The commission was created by the Obama Administration through a new cybersecurity Executive Order, which stated the commission’s mission is “to enhance cybersecurity awareness and protections at all levels of government, business, and society, to protect privacy, to ensure public safety and economic and national security, and to empower Americans to take better control of their digital security.” The commission is housed at the U.S. Department of Commerce and is comprised of twelve members of the private sector and academic community.

President Obama stated “I have charged the Commission on Enhancing National Cybersecurity with the critically-important task of identifying the steps that our nation must take to ensure our cybersecurity in an increasingly digital world.” The commission includes representatives of the financial services, communications, and technology sectors along with a series of academics and former national security and law enforcement officials. Secretary Pritzker reiterated the U.S. Department of Commerce’s support for the commission through the work of the National Institute of Standards and Technology (NIST). An executive director who will support the commission.

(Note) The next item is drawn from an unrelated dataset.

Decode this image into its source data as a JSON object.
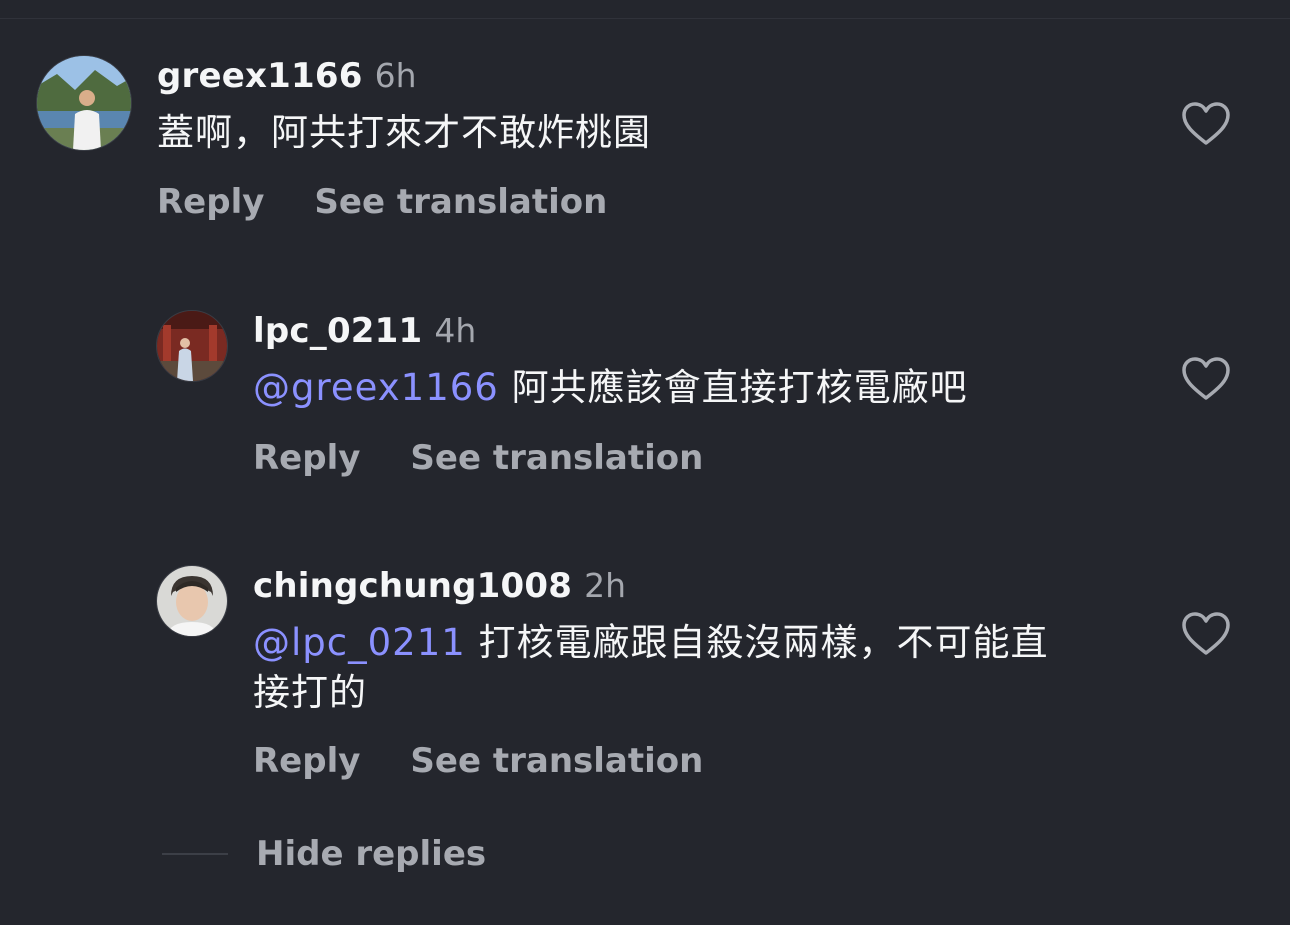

This is a key part of a broader implementation of the Cybersecurity National Action Plan (CNAP) that we described on February 9, 2016 in a prior article. The plan includes a host of action items focused on improving federal information technology and cybersecurity; empowering individuals and protecting their privacy; strengthening the nation’s critical infrastructure; improving cybersecurity incident response and promoting international norms to promote international cooperation and prevent attacks on civilian critical infrastructure.